Bernanke warns Feds can’t do much more to help the U.S. economy if fiscal showdown results in government shutdown or debt default

SOURCE: Joint Economic Committee

The Federal Reserve can do very little to help the U.S. economy if this month’s fiscal showdown between House Republicans and the Obama administration results in a government shutdown or default, according to Chairman Ben Bernanke.

“I think that a government shutdown and perhaps even more so a failure to raise the debt limit could have very serious consequences for the financial markets and for the economy,” said Bernanke. “And the Federal Reserve’s policy is to do whatever we can to keep the economy on course…That being said, you know, again our ability to offset these shocks is very limited, particularly a debt limit shock.”

Bernanke pointed out that the Federal Reserve’s chief tool to stimulate the economy has been to lower interest rates, which reduces the borrowing costs for consumers and therefore increases demand for businesses. But the federal interest rate is already at 0% to 0.25%, and Bernanke emphasized that the rate “cannot be lowered meaningfully further.”

Read more: Federal Reserve to continue asset purchase program & keep interest rates near 0%

Furthermore, the Federal Reserve announced last week the continuation of its “highly accommodative” policies, including its asset purchase program to buy about $85 billion worth of Treasury securities and agency mortgage-backed securities per month. The asset purchase program also helps keep borrowing costs low to help stimulate consumer demand.
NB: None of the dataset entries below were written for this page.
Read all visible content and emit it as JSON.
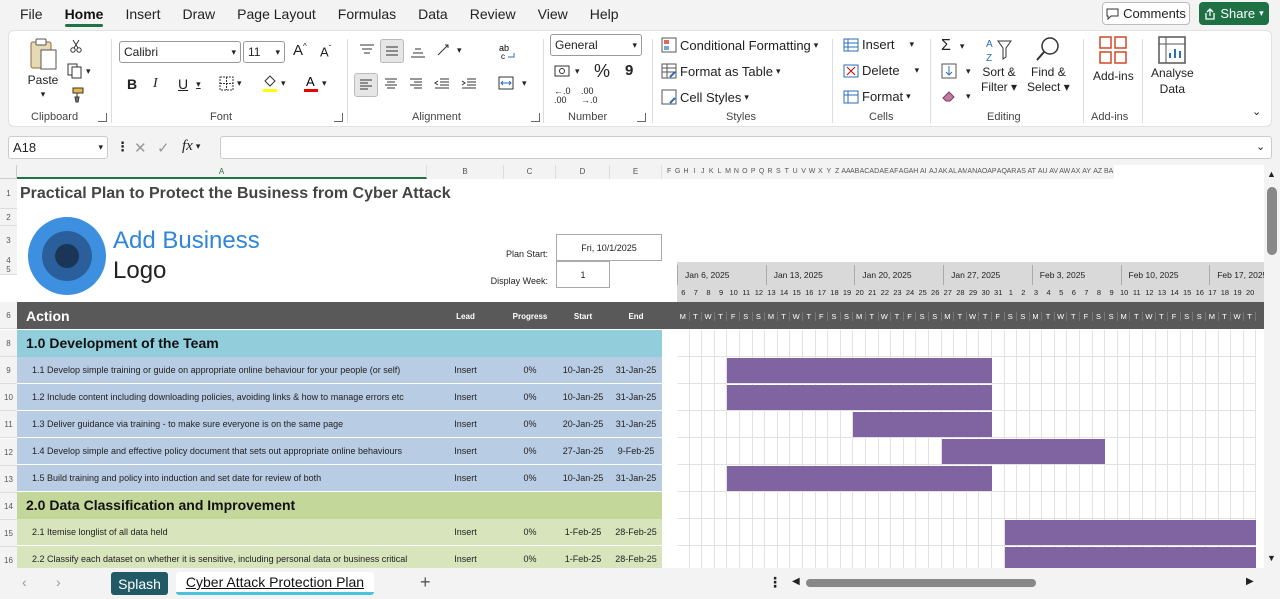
{
  "menu": [
    "File",
    "Home",
    "Insert",
    "Draw",
    "Page Layout",
    "Formulas",
    "Data",
    "Review",
    "View",
    "Help"
  ],
  "menu_active": "Home",
  "comments_label": "Comments",
  "share_label": "Share",
  "ribbon": {
    "clipboard": {
      "paste": "Paste",
      "label": "Clipboard"
    },
    "font": {
      "name": "Calibri",
      "size": "11",
      "label": "Font",
      "bold": "B",
      "italic": "I",
      "underline": "U"
    },
    "alignment": {
      "label": "Alignment"
    },
    "number": {
      "format": "General",
      "label": "Number",
      "percent": "%",
      "comma": "9",
      "inc": "←.0 .00",
      "dec": ".00 →.0"
    },
    "styles": {
      "conditional": "Conditional Formatting",
      "table": "Format as Table",
      "cell": "Cell Styles",
      "label": "Styles"
    },
    "cells": {
      "insert": "Insert",
      "delete": "Delete",
      "format": "Format",
      "label": "Cells"
    },
    "editing": {
      "sort": "Sort &",
      "sort2": "Filter",
      "find": "Find &",
      "find2": "Select",
      "label": "Editing"
    },
    "addins": {
      "btn": "Add-ins",
      "label": "Add-ins"
    },
    "analyse": {
      "line1": "Analyse",
      "line2": "Data"
    }
  },
  "namebox": "A18",
  "fx": "fx",
  "columns": {
    "main": [
      {
        "id": "A",
        "w": 410
      },
      {
        "id": "B",
        "w": 77
      },
      {
        "id": "C",
        "w": 52
      },
      {
        "id": "D",
        "w": 54
      },
      {
        "id": "E",
        "w": 52
      }
    ],
    "small": [
      "F",
      "G",
      "H",
      "I",
      "J",
      "K",
      "L",
      "M",
      "N",
      "O",
      "P",
      "Q",
      "R",
      "S",
      "T",
      "U",
      "V",
      "W",
      "X",
      "Y",
      "Z",
      "AA",
      "AB",
      "AC",
      "AD",
      "AE",
      "AF",
      "AG",
      "AH",
      "AI",
      "AJ",
      "AK",
      "AL",
      "AM",
      "AN",
      "AO",
      "AP",
      "AQ",
      "AR",
      "AS",
      "AT",
      "AU",
      "AV",
      "AW",
      "AX",
      "AY",
      "AZ",
      "BA"
    ]
  },
  "rows": [
    "1",
    "2",
    "3",
    "4",
    "5",
    "6",
    "8",
    "9",
    "10",
    "11",
    "12",
    "13",
    "14",
    "15",
    "16"
  ],
  "title": "Practical Plan to Protect the Business from Cyber Attack",
  "logo": {
    "line1": "Add Business",
    "line2": "Logo"
  },
  "plan_start_label": "Plan Start:",
  "plan_start": "Fri, 10/1/2025",
  "display_week_label": "Display Week:",
  "display_week": "1",
  "header": {
    "action": "Action",
    "lead": "Lead",
    "progress": "Progress",
    "start": "Start",
    "end": "End"
  },
  "weeks": [
    "Jan 6, 2025",
    "Jan 13, 2025",
    "Jan 20, 2025",
    "Jan 27, 2025",
    "Feb 3, 2025",
    "Feb 10, 2025",
    "Feb 17, 2025"
  ],
  "day_numbers": [
    "6",
    "7",
    "8",
    "9",
    "10",
    "11",
    "12",
    "13",
    "14",
    "15",
    "16",
    "17",
    "18",
    "19",
    "20",
    "21",
    "22",
    "23",
    "24",
    "25",
    "26",
    "27",
    "28",
    "29",
    "30",
    "31",
    "1",
    "2",
    "3",
    "4",
    "5",
    "6",
    "7",
    "8",
    "9",
    "10",
    "11",
    "12",
    "13",
    "14",
    "15",
    "16",
    "17",
    "18",
    "19",
    "20"
  ],
  "day_letters": [
    "M",
    "T",
    "W",
    "T",
    "F",
    "S",
    "S",
    "M",
    "T",
    "W",
    "T",
    "F",
    "S",
    "S",
    "M",
    "T",
    "W",
    "T",
    "F",
    "S",
    "S",
    "M",
    "T",
    "W",
    "T",
    "F",
    "S",
    "S",
    "M",
    "T",
    "W",
    "T",
    "F",
    "S",
    "S",
    "M",
    "T",
    "W",
    "T",
    "F",
    "S",
    "S",
    "M",
    "T",
    "W",
    "T"
  ],
  "sections": [
    {
      "title": "1.0 Development of the Team",
      "color": "#92cddc",
      "row_color": "#b8cce4",
      "tasks": [
        {
          "name": "1.1 Develop simple training or guide on appropriate online behaviour for your people (or self)",
          "lead": "Insert",
          "progress": "0%",
          "start": "10-Jan-25",
          "end": "31-Jan-25",
          "s": 4,
          "e": 25
        },
        {
          "name": "1.2  Include content including downloading policies, avoiding links & how to manage errors etc",
          "lead": "Insert",
          "progress": "0%",
          "start": "10-Jan-25",
          "end": "31-Jan-25",
          "s": 4,
          "e": 25
        },
        {
          "name": "1.3 Deliver guidance via training - to make sure everyone is on the same page",
          "lead": "Insert",
          "progress": "0%",
          "start": "20-Jan-25",
          "end": "31-Jan-25",
          "s": 14,
          "e": 25
        },
        {
          "name": "1.4 Develop simple and effective policy document that sets out appropriate online behaviours",
          "lead": "Insert",
          "progress": "0%",
          "start": "27-Jan-25",
          "end": "9-Feb-25",
          "s": 21,
          "e": 34
        },
        {
          "name": "1.5 Build training and policy into induction and set date for review of both",
          "lead": "Insert",
          "progress": "0%",
          "start": "10-Jan-25",
          "end": "31-Jan-25",
          "s": 4,
          "e": 25
        }
      ]
    },
    {
      "title": "2.0 Data Classification and Improvement",
      "color": "#c4d79b",
      "row_color": "#d8e4bc",
      "tasks": [
        {
          "name": "2.1 Itemise longlist of all data held",
          "lead": "Insert",
          "progress": "0%",
          "start": "1-Feb-25",
          "end": "28-Feb-25",
          "s": 26,
          "e": 46
        },
        {
          "name": "2.2 Classify each dataset on whether it is sensitive, including personal data or business critical",
          "lead": "Insert",
          "progress": "0%",
          "start": "1-Feb-25",
          "end": "28-Feb-25",
          "s": 26,
          "e": 46
        }
      ]
    }
  ],
  "bar_color": "#8064a2",
  "sheet_tabs": [
    "Splash",
    "Cyber Attack Protection Plan"
  ],
  "active_tab": "Cyber Attack Protection Plan"
}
“I think it’s extraordinarily important that Congress and the administration work together to find a way to make sure that the government is funded, public services are provided, that the government pays its bills and that we avoid any kind of event like 2011, which had – at least for a time – a noticeable adverse effect on confidence and on the economy,” said Bernanke.

Overview of the fiscal showdown:

On the federal budget, the House-approved continuing resolution would de-fund the 2009 Affordable Care Act in exchange for funding the federal government past Oct. 1st. President Barack Obama has stated that he will veto any bill that seeks to de-fund the health care reform law, which is set to take effect in 2014. There could be a government shutdown if a budget is not passed by Congress and signed by the President by the end of the month.
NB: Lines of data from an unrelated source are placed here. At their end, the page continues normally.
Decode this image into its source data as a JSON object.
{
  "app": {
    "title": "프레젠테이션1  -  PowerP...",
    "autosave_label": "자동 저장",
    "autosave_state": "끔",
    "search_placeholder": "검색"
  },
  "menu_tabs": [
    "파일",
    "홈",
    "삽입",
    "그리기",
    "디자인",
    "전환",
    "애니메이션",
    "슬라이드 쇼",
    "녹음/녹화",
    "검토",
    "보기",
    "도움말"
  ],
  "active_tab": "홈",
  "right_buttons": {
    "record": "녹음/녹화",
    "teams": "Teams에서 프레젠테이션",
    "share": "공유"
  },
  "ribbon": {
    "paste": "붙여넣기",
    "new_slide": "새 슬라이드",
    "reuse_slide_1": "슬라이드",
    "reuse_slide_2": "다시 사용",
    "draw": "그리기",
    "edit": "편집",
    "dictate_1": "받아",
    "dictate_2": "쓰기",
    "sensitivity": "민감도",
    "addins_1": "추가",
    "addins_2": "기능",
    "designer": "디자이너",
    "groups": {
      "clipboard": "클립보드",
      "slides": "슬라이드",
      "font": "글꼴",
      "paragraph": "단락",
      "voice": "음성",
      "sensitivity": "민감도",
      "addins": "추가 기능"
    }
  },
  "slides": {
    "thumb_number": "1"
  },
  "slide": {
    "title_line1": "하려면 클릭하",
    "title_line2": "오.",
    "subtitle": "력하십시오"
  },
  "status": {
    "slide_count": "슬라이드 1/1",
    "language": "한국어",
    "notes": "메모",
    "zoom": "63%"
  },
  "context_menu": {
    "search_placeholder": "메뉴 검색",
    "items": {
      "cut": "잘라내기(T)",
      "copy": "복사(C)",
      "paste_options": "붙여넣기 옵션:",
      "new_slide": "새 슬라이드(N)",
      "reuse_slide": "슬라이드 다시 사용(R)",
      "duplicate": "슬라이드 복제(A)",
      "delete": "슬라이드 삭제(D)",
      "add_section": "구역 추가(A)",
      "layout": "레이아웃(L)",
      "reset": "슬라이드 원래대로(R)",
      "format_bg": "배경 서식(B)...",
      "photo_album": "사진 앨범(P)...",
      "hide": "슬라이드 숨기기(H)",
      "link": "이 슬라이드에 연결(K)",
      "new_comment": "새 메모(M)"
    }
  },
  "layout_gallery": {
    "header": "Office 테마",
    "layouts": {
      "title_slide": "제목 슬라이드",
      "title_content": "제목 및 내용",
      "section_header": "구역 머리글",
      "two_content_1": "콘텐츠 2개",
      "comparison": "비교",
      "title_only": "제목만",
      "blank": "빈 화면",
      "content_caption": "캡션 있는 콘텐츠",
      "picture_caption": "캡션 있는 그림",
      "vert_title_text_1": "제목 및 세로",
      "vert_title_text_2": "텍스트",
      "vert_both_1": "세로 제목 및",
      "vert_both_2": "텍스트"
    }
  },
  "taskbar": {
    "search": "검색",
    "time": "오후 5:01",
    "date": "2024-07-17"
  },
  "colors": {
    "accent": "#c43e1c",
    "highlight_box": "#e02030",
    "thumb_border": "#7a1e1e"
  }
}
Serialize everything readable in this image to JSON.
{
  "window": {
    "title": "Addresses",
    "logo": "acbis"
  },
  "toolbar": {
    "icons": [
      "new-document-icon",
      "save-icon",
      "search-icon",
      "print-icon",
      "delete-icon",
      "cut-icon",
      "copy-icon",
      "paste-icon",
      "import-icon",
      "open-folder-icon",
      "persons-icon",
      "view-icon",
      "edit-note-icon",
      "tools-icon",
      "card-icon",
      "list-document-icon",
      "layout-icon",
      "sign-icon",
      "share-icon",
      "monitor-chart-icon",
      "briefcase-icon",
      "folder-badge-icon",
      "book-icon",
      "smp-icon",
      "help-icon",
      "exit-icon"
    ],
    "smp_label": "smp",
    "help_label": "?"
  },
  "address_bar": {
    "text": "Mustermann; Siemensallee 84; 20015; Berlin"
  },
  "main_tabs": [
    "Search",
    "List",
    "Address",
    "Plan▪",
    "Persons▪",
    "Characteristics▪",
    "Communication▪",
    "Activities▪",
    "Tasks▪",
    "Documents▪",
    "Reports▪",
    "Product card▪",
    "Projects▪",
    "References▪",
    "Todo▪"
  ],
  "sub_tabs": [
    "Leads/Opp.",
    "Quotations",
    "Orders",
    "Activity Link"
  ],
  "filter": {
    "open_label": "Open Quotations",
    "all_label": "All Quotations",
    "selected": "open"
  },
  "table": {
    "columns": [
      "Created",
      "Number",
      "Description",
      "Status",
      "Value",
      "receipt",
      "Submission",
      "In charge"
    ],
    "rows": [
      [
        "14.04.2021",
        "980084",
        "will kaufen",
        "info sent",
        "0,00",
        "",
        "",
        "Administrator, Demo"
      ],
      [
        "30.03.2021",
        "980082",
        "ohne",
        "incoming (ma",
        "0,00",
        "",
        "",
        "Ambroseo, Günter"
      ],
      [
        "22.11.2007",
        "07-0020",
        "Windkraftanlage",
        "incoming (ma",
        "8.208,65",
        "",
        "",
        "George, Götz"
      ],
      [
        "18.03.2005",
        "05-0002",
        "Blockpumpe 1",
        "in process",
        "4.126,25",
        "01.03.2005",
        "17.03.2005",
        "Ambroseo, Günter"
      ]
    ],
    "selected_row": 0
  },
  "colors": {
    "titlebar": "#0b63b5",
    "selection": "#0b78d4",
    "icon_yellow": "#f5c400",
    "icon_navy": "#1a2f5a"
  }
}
Read more: House Republicans pass bill to de-fund Obamacare, setting up showdown on budget & debt limit

Complicating matters is the approaching deadline for Congress to raise the debt limit to allow the Treasury Department to borrow cash to pay debt obligations – among other things, debt interest, Social Security checks, Medicare and Medicaid reimbursements to health care providers – incurred by Congress. So unless Congress votes to increase the debt limit by mid-October, the Treasury will be forced to default on payments because it will not have enough cash.

The 2011 debt ceiling showdown resulted in an unprecedented downgrade of the U.S. credit rating. And although default was averted at the 11th hour, the Treasury was forced to pay higher interest rates totaling $1.3 billion more due to the uncertainty caused by the delay in raising the debt limit, according to Sen. Amy Klobuchar (D-Minn.), co-chair of the Joint Economic Committee.